Author: Михаил Гаврюшин
Title: ИСПОВЕДЬ ДОЧЕРИ ВЕКА, ИЛИ РАБА
ЛЮБВИ (Размышления о книге Лидии
Шевяковой "Очень интересный роман")
No: 18(48)
Date: 28-11-2000
— Кто напомнит мне грехи
младенчества моего?
Исповедь Блаженного Августина
— Епископа Гиппонского
Найдется ли когда-нибудь
литературовед, способный постичь ситуацию в
современном литературном процессе?! Кто, кроме
Шендеровича, осмелится систематизировать этот
хаос?
Любая кучка невежд
провозглашает свои "единственно" возможные
литературные направления, манифесты, варясь в
собственном соку, лишь за собой оставляет право
на "гамбургский счет".
Лимонов штурмует Американское
посольство, Солженицын вручает премию Распутину,
Пелевина вообще никто не видел в лицо.
Одни объединяются, другие
разъединяются, третьи якобы уединяются, весьма
небескорыстно... Скандал сделался не просто
нормой — духом и буквой литературной жизни...
В интервью "Лит. России"
звезда книжных развалов Полина Дашкова заявила о
своем неприятии всех и всяческих союзов, скромно
умолчав о собственной попытке присоединиться к
одному из них... Попытка, как стало известно, не
удалась. Следствие ли это борьбы за чистоту
рядов, противление испорченности вкуса или
(элементарно, Ватсон!) сработало корпоративное
скорбное чувство по поводу чьего-либо тиражного
и коммерческого успеха?.. В любом случае
виноградная история Эзопа еще куда как
актуальна...
Редкие всплески критической
мысли растворяются в мутном потоке
ангажированности и пристрастия. Лишь
В.Бондаренко удается, перегнувшись через
бруствер родного окопа, заглянуть в лагерь
супостата и выудить оттуда крупицу-другую
общенародного достояния.
Суета сует и всяческая суета... И
что нам грешным остается: Задрав штаны бежать...
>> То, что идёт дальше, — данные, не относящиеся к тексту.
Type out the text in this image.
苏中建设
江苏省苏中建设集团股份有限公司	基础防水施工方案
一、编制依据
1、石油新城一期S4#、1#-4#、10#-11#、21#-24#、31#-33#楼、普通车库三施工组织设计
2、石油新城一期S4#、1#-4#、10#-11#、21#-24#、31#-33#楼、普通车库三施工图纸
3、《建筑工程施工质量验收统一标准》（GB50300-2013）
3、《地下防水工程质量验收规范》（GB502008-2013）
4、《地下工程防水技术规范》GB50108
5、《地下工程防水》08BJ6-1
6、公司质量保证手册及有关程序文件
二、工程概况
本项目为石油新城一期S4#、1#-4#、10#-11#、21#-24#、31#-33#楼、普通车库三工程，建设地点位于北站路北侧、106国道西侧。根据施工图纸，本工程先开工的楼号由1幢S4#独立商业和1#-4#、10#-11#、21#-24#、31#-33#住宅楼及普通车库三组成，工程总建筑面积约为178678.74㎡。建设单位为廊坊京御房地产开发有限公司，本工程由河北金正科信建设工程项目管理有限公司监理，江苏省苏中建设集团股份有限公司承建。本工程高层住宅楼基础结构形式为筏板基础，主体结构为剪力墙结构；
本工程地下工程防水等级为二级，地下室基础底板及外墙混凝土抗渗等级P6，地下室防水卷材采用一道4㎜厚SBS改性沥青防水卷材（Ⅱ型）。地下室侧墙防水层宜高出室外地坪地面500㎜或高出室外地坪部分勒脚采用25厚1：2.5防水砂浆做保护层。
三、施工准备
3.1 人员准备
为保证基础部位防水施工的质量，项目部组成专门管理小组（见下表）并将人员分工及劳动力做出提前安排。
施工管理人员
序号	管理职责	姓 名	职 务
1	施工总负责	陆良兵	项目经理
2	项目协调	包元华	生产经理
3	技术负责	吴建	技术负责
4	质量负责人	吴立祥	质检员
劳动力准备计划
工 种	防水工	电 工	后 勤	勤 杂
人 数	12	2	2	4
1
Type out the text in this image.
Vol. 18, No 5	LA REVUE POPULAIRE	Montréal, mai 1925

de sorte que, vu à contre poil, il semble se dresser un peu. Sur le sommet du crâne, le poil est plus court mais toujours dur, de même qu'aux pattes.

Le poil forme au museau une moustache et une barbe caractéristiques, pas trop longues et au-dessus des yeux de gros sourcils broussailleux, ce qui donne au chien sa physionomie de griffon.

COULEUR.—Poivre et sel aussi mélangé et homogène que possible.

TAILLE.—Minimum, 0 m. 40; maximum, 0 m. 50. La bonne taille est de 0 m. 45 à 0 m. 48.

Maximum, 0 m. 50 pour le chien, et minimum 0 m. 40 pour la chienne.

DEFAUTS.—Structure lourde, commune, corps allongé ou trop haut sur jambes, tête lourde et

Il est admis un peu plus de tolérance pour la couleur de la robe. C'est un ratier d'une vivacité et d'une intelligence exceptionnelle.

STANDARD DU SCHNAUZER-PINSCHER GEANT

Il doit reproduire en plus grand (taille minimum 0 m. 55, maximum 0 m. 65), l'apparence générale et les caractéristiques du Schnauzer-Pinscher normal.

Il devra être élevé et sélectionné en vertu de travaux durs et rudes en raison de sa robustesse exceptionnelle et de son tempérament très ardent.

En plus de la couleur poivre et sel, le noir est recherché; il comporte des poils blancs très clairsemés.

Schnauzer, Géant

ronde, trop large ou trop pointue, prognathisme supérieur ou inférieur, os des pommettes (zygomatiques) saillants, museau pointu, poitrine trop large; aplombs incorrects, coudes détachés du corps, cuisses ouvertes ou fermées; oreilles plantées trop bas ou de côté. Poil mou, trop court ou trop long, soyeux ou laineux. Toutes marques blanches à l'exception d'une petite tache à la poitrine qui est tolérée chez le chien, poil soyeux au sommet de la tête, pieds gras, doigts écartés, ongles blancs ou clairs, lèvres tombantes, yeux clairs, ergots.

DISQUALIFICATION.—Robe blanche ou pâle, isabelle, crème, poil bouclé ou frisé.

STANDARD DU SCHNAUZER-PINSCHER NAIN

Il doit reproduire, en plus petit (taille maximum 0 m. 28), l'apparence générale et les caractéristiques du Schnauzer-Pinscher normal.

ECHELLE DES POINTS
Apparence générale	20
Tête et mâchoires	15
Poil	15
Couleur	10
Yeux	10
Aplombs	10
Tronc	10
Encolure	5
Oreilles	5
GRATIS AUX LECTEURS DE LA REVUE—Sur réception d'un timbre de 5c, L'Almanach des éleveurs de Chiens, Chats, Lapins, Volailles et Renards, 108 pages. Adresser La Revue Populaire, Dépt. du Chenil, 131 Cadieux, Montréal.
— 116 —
или спокойно и со вкусом наслаждаться творениями
классиков, следить за толстыми журналами и с
радостью обнаруживать знакомые и новые имена.
Между тем, уместно отметить, что
женская проза теперь достигла небывалых доселе
вершин эмансипации, недосягаемых во времена
Г.Бичер-Стоу, Э.Л. Войнич, Жорж Санд, а также
Маргарет Митчелл и Франсуазы Саган. Думаю, что ни
Петрушевская, ни Толстая, ни Кретова не чаяли от
прекрасной половины такого безумного рвения к
сочинительству романов всех мастей и
разновидностей. Леденящие кровь детективы,
слезоточивые любовные драмы, бесконечные
"многоопытные" исповеди, главная идея
которых сводится к мысли: мужчина — линолеум,
который достаточно один раз правильно уложить,
чтобы потом всю жизнь по нему беспрепятственно
передвигаться... А если, возникает закономерный
вопрос, качественно положить не удалось,
рвется-де, топорщится и т. д.?! Ответ неотвратим,
как гильотина: свернуть обратно в рулон и — на
помойку... И тем не менее...
Проза Лидии Шевяковой как для
меня грешного, так и для тысяч читателей журнала
"Москва" стала настоящим открытием. Ее
стилистическая манера, скорее новеллистская, чем
романная, просто находка для нищих, но все еще
толстых и не утративших своего читателя
журналов. "Очень интересный роман" состоит
из небольших новелл, образующих единое
повествование, но существующих вполне автономно
как отдельные рассказы, жанровые зарисовки,
репортажи, дневниковые заметки, путевые записки,
философские опусы и отдельные, что кажется
совсем невероятным для женского склада ума,
афоризмы. Ну такой, к примеру:
"Нельзя закрывать глаза на
мерзость, творящуюся вокруг, опрометчиво
надеясь, что именно тебя она никогда не коснется.
В дерьме брода нет".
Сама по себе мысль не так уж и
нова, но после обличительного пафоса, идущего,
вероятно, от Монтеня или Фучика, — совершенно
неожиданный перифраз известной поговорки, что в
совокупности создает новый и весьма современный
эстетический эффект. Или в духе Льва Толстого:
"Возможно, если бы мы умели с
беззлобным простодушным смирением встречать
все, что посылает нам вершитель наших судеб, то
жизнь многих людей не была бы отравлена
бесполезным ядом сожалений" — пусть несколько
высокопарно, зато как поэтично и убедительно.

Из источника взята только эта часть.